This process is then repeated with the medium and thickest solutions of celloidin. Infiltration time is as long or longer than for the thinnest solution and, for the same reasons, should not be rushed.
Casting and Hardening
When infiltration is complete the block has to be cast and hardened. Paper boats do very well for this, and have the advantage that they may be cut off if the paper does not peel away easily. The instructions below for making paper boats are from The Microtomist’s Vade-Mecum.
“To make paper trays proceed as follows. Take a piece of stout paper or thin cardboard, of the shape of the annexed figure; thin post-cards do very well indeed. Fold it along the lines a a’ and b b’, then along c c’ and d d’, taking care to fold always the same way.
Then make the folds A A’, B B’ , C C’, D D’, still folding the same way. To do this you apply A c against A a, and pinch out the line A A’, and so on for the remaining angles. This done, you have an imperfect tray with dogs’ ears at the angles. To finish it, turn the dogs’ ears round against the ends of the box, turn down outside the projecting flaps that remain, and pinch them down.”
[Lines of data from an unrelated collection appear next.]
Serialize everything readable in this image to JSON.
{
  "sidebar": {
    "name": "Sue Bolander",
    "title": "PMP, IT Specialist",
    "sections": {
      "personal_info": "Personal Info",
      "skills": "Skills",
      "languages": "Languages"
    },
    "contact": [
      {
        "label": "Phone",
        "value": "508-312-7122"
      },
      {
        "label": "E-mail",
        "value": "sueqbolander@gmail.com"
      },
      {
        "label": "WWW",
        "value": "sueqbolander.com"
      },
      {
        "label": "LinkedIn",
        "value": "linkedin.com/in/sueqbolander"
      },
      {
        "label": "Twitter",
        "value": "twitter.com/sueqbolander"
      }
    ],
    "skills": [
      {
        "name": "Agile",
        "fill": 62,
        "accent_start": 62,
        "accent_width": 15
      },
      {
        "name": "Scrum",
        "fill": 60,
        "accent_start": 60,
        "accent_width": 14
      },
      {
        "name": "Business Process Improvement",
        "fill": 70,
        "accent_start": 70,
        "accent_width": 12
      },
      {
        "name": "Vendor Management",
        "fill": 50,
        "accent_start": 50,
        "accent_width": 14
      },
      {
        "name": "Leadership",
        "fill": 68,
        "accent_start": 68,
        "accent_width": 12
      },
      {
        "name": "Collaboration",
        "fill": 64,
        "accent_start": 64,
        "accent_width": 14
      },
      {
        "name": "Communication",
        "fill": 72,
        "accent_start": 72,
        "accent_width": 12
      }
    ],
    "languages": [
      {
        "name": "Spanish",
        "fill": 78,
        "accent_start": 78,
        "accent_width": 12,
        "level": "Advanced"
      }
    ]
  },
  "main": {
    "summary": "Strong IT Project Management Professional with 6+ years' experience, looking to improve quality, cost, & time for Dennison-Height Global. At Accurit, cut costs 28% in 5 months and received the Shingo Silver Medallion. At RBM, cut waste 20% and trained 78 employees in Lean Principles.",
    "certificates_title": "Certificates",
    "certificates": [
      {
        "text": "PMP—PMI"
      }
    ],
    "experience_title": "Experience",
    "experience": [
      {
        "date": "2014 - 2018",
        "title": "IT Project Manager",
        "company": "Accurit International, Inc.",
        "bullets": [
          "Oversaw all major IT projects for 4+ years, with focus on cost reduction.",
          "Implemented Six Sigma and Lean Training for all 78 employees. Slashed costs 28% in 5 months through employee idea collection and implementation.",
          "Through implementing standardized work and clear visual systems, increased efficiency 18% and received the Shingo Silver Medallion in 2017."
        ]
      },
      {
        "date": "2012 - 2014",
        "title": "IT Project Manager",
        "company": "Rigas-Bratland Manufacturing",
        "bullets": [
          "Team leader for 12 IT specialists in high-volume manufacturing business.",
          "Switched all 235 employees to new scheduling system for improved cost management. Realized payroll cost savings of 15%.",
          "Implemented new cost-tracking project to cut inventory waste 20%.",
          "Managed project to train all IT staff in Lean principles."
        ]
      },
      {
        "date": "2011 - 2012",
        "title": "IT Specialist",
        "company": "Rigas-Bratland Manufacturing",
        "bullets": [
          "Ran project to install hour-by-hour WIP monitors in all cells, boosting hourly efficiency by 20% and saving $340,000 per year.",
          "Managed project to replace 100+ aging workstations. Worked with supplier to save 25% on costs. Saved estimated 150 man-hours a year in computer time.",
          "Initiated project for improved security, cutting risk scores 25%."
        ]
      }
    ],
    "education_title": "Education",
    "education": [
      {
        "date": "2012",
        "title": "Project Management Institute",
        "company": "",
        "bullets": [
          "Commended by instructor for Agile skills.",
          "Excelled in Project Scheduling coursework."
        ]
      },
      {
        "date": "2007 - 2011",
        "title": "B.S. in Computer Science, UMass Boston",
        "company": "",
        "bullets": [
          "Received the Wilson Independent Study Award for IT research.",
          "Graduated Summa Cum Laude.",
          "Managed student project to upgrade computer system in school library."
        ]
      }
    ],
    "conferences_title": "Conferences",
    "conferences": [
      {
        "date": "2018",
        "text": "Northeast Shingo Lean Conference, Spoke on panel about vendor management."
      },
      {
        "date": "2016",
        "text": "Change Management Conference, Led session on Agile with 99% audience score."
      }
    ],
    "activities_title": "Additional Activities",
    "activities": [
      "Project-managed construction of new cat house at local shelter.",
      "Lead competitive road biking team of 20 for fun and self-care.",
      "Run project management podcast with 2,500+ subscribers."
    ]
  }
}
Some thick celloidin is poured into the bottom of a boat, then the tissue arranged in it and more celloidin poured in to well cover the tissue, keeping in mind that as the block hardens the celloidin will shrink. If at any time the celloidin shrinks enough to expose the tissue, more celloidin should be poured in to cover it. At the end of the hardening process there should be sufficient celloidin to allow for trimming the back of the block flat so that it may act as a base for glueing the block to a wooden holder for sectioning. Usually 5 mm or more is needed.
After filling the boat with thick celloidin it is placed under a bell jar, or something similar, with a base that ensures air is excluded. A plate of glass is satisfactory. Each day the top of the jar is lifted a little for a few minutes so that evaporated ethanol-ether can escape. During the following day more solvent will evaporate from the block and the atmosphere inside the bell jar will become saturated again. Evaporating the solvent off slowly in this manner ensures that the celloidin thickens and hardens evenly throughout the tissue. Evaporating it too fast will result in the outside of the block becoming hard while the inside is still soft. Using this method of hardening the block also allows the concentration of celloidin to increase and give additional support to the tissue. The hardening process takes some time and is complete when the block is sufficiently hard, often judged by pressing it with a finger nail and having some difficulty leaving an impression.
At any time during the hardening procedure, it is possible to bring it to completion within about 24 hours or so, but with somewhat less support to the tissue since the celloidin will not have had an opportunity to properly concentrate. Simply place a small open container of chloroform under the bell jar. The chloroform will saturate the atmosphere and harden the celloidin without further evaporation.
Sectioning
Once hardened, the block is removed from the paper boat, preferably by peeling, but it can be cut away with a sharp blade if necessary. The block is then trimmed, allowing about 3 mm or so celloidin all around the tissue, then a distinctive cut is made on one corner for orientation. The back is trimmed flat. The block is then placed into 70% ethanol until ready to section.
Identifying the block with an accession number can be done by loading a sharp point with India ink, then pricking a series of holes in the side of the block, leaving some India ink in the hole. Extra ink may be rubbed over the holes to force some ink into them. After the block has been sectioned a paper label may be attached to the side with celloidin and covered.
To section, the block is first attached to a, usually wooden, holder. Place some thick celloidin onto the holder and press the block into it, arranging it so that it will meet the knife as wanted. A weight is then placed onto the block and the assembly is left until the attachment is firm. The whole thing is then placed into 70% ethanol until ready for sectioning.
Sectioning is best demonstrated and taught by an experienced technologist. It is done slowly, the sections being sliced off the block individually and immediately placed into 70% ethanol. The block surface is wetted with 70% ethanol after each section is removed, and it is never allowed to dry out. Roughing down is done in the same fashion, and the urge to remove too thick a section must be resisted. In celloidin sectioning, patience is an absolute necessity.
References
- Bolles-Lee, A. (1913)
The Microtomist’s Vade-Mecum Ed. 7.
P. Blakiston, Philadelphia, USA